Any broad area with inappreciable depth change. A flat can exist in 'any' water depth.

 

SHOAL

A shallow flat, generally one that threatens my propeller during low pool levels.

 

LEDGE

A flat bottom area that adjoins a drop-off

 

SHELF

A flat bottom area providing a bedding flat and nursery (a food shelf).

 

========================================================================

 

DROP-OFF

Using a staircase as an analogy, each step is analogous to a 'ledge' or 'shelf',

while the vertical wall separating each step is a ‘drop-off’.
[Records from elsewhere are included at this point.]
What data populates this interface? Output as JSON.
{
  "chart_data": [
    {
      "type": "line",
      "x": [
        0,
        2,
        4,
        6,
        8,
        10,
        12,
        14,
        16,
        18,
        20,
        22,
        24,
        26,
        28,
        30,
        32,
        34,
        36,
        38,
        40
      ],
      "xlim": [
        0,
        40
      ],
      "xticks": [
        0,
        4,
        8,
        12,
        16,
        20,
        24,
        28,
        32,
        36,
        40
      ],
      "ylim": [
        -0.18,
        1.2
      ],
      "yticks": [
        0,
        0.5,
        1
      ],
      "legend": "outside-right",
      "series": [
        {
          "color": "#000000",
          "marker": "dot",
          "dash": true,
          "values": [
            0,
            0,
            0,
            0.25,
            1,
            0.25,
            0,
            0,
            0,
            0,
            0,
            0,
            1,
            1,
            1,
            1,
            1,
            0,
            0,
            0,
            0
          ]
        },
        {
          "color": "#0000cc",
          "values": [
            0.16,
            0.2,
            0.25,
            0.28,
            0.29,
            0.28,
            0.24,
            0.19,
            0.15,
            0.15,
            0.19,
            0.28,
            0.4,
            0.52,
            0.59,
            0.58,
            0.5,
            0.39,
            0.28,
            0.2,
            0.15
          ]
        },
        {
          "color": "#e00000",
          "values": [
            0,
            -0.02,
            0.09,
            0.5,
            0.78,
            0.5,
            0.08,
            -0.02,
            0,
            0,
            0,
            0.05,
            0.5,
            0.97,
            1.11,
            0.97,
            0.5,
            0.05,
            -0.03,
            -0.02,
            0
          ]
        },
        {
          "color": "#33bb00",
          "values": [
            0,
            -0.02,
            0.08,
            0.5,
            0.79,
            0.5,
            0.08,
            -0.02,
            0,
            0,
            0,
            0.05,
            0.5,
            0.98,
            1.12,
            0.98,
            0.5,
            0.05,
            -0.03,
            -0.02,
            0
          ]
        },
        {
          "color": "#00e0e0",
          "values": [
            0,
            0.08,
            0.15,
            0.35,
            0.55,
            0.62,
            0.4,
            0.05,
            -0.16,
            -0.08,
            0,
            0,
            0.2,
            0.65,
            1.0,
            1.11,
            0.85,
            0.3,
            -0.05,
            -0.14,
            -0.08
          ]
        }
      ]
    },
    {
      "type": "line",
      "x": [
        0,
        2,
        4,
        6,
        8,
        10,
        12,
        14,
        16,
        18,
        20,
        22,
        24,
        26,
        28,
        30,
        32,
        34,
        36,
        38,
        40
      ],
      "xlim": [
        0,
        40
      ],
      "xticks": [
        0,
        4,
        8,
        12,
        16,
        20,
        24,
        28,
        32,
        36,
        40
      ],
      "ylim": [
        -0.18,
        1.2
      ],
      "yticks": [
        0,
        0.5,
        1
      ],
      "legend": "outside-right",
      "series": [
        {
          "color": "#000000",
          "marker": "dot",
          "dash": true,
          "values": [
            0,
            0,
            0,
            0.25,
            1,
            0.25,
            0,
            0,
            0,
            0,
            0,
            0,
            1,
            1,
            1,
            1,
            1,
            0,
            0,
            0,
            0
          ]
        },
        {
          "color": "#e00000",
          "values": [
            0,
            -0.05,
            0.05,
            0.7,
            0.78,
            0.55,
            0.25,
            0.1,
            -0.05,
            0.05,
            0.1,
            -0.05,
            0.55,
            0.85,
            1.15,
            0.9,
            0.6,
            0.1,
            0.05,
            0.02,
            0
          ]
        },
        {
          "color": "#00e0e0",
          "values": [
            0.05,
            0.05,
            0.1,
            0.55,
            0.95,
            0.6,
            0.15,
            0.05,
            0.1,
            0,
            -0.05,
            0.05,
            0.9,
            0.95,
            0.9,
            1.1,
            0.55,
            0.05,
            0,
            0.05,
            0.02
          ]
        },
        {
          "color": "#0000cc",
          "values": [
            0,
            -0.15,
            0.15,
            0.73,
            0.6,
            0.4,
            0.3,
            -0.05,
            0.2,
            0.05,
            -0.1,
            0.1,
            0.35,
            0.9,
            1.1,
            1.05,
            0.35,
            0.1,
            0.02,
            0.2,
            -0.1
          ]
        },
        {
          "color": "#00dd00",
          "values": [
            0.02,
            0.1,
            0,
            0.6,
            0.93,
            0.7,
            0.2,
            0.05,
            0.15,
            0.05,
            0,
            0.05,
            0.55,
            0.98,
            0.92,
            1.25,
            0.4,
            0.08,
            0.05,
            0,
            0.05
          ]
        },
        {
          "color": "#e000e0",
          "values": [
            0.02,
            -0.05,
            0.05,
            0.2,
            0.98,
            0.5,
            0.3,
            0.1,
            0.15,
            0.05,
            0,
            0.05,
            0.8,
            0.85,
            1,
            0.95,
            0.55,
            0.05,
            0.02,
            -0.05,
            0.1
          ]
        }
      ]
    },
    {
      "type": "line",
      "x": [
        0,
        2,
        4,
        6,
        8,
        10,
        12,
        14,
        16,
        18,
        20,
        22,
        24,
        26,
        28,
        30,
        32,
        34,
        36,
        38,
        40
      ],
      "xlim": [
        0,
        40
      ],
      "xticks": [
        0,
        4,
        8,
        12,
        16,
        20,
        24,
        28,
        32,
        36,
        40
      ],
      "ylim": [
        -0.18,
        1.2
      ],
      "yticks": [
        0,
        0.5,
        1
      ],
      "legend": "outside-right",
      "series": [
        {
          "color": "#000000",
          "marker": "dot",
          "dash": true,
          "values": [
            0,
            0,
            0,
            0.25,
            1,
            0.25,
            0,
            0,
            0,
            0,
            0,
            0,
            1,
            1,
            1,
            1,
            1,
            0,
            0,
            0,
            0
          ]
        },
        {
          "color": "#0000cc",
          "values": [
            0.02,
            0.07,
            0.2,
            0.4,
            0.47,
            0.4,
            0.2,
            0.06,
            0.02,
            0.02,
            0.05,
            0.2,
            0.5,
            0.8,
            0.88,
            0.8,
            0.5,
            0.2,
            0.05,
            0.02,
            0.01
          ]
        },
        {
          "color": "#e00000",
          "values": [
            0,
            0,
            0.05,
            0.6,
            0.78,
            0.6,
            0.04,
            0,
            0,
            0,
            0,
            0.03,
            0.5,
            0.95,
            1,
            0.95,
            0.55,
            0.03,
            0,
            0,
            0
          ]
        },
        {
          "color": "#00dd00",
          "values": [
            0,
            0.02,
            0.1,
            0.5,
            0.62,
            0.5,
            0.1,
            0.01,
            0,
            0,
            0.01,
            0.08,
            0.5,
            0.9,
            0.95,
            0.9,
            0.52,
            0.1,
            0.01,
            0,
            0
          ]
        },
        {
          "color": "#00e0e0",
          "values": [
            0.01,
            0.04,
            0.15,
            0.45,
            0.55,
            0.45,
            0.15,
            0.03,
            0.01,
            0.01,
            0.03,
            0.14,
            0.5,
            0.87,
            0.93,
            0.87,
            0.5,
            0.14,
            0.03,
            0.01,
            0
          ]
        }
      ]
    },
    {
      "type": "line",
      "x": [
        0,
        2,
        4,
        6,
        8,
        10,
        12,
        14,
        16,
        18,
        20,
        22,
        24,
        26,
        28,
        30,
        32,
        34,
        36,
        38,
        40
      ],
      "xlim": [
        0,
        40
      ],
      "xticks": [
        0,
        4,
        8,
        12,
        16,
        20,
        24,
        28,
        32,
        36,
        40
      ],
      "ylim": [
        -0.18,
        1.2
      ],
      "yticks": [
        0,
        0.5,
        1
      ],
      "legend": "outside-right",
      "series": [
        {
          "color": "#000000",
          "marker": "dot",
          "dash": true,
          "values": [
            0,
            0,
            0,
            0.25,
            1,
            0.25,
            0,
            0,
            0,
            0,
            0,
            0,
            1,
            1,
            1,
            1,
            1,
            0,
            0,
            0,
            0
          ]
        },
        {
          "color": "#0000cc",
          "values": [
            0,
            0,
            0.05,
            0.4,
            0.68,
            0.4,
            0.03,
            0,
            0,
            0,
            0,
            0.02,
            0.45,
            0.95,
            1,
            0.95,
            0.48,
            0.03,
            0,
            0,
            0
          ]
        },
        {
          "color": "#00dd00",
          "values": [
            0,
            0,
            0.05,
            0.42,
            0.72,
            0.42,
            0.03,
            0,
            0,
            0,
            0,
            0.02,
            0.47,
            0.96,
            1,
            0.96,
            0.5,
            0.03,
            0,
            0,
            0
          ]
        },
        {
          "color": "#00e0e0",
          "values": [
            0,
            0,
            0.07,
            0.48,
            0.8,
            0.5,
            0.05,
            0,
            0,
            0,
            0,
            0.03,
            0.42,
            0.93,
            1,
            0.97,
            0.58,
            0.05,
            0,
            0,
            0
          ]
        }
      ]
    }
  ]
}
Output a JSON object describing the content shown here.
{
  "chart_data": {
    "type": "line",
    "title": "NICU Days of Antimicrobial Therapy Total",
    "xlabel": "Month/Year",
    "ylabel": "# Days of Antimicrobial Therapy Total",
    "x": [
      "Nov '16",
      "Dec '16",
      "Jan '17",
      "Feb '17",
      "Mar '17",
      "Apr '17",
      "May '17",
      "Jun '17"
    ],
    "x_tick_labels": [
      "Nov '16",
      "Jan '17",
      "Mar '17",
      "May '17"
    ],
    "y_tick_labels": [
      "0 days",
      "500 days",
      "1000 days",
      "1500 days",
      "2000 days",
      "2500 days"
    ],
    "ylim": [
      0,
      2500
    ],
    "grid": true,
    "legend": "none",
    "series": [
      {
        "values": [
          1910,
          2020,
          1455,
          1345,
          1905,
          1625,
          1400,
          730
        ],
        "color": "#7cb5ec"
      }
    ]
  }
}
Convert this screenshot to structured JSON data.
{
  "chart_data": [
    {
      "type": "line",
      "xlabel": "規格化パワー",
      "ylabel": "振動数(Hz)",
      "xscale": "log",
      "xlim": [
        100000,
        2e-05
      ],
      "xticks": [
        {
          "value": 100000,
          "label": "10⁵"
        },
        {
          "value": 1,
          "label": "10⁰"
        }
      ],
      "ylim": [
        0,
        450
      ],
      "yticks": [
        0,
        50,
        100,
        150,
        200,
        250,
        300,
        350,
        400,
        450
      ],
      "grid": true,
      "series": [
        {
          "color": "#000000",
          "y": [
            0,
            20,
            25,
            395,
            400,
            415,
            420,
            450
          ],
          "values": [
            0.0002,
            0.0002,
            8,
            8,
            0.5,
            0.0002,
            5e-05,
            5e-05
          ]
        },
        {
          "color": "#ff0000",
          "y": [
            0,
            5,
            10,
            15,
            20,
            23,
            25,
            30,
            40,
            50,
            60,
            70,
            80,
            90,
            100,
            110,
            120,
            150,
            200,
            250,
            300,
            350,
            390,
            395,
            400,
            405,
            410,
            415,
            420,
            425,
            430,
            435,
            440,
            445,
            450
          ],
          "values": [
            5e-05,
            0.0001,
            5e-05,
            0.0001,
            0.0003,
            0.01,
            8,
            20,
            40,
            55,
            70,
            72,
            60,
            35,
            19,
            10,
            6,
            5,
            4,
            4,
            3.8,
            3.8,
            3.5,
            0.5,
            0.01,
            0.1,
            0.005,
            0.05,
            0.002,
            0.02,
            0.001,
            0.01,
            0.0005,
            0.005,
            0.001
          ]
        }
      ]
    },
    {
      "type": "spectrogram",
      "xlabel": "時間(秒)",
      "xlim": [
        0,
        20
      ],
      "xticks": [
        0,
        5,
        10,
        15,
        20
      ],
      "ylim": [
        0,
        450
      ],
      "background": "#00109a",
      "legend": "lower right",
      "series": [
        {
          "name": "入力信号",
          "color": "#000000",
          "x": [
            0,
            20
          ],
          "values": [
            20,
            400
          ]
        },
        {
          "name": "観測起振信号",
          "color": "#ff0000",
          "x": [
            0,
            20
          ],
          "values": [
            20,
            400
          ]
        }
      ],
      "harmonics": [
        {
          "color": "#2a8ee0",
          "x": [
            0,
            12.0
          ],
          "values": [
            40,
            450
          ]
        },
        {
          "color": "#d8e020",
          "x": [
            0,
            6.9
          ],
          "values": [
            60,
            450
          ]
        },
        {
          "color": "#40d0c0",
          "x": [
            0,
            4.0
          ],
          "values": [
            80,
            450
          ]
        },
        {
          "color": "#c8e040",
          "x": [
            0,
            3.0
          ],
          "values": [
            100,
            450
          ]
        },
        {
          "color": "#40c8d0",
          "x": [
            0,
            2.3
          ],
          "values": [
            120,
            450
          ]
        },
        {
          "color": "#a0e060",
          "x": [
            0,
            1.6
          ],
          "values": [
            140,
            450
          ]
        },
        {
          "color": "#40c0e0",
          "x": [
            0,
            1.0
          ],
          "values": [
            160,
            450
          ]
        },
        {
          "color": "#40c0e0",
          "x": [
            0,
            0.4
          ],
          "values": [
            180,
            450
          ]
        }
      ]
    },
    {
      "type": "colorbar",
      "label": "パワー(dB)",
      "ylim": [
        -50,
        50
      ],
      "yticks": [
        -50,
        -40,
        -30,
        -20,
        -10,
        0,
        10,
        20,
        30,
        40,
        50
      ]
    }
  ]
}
In lake jargon however, a drop-off is any abrupt depth change, but rarely vertical.

 

SLOPE

When the declivity is gradual I’ll call it a ‘slope’

 

TAPER

Synonymous to 'slope': there are fast tapers & slow tapers

 

BLUFF

A sheer, nearly vertical drop-off (a cliff).

 

Roger

  • Like 3
  • Super User
Posted

   Something we may have already known but was blatantly apparent if you watched any of this years Classic coverage, the names anglers use for various types of structure & cover appears to be almost totally dependent on where they usually fish and seems to have very little to do with an actual "definition".

 

 I've been doing this for a while now and I'm still not exactly sure what a drain, or a ditch or even a draw actually is, or if I've ever caught a fish off one . . . .

 

A-Jay

  • Like 2
  • Super User
Posted

A  drain is having to pay to fill my 52 gallon gas tank.  

A ditch is trying to get out of having to do it.

A draw is an attempt to split the costs.

  • Like 8
Posted

A  drain is having to pay to fill my 52 gallon gas tank.  

A ditch is trying to get out of having to do it.

A draw is an attempt to split the costs.

a bluff is threatening your buddy when he won't split the costs.

and a drop off is when you have finally had enough of his cheapskate ways and kick him out of your truck and make him walk.

 

j/k some pretty good definitions given here and i agree people call all of our favorite fish hideouts by different names.

  • Like 4
  • Super User
Posted

Hey guys, I was wondering if you guys could help me with structure. I have always heard fisherman talk about ledges and shelves. What are those? I have an idea, but what exactly are they and how are they different. Thanks!

Most of terms bass anglers use are regional to the lakes they fish. Man made impoundments the underwater terrain is the same as the above water terrain, usually a river valley flooded by a dam.

In-Fisherman classified reserviors by the terrain they are located in; low land, flat land, hill land, high land, and canyon. Ledges and shelves are usually rock cliff faces exposed from wind or water errosion. The ledge being the cliff face, the shelf being a flat step feature of the cliff face. Rivers meander like a snake across a valley floor eroding a channel and this is where ledges and shelves are located. When a ledge extends above the water it maybe called a wall, again depending on the region.

Natural lakes are usually, but not always, void of well defined ledges and shelves do to their age. Silt has filled in most of those features that glacier movement may have carved out to create a depression that became a lake.

Tom

  • Super User
Posted

Looks like, in this particular case, Merriam-Webster has it covered:

 

ledge

: a narrow, flat surface that sticks out from a wall

: a flat rock surface that sticks out from a cliff

 

phototex had it right:

A dropoff is not a ledge. A ledge is a flatter surface ON a dropoff...like something on a cliff face that you could walk on if there wasn't any water.

  • Super User
Posted

The United States Geological Survey identified and defined these topographical terms long before In-Fisherman or any other entity. Their terms and definitions are what I refer to when addressing lake structures.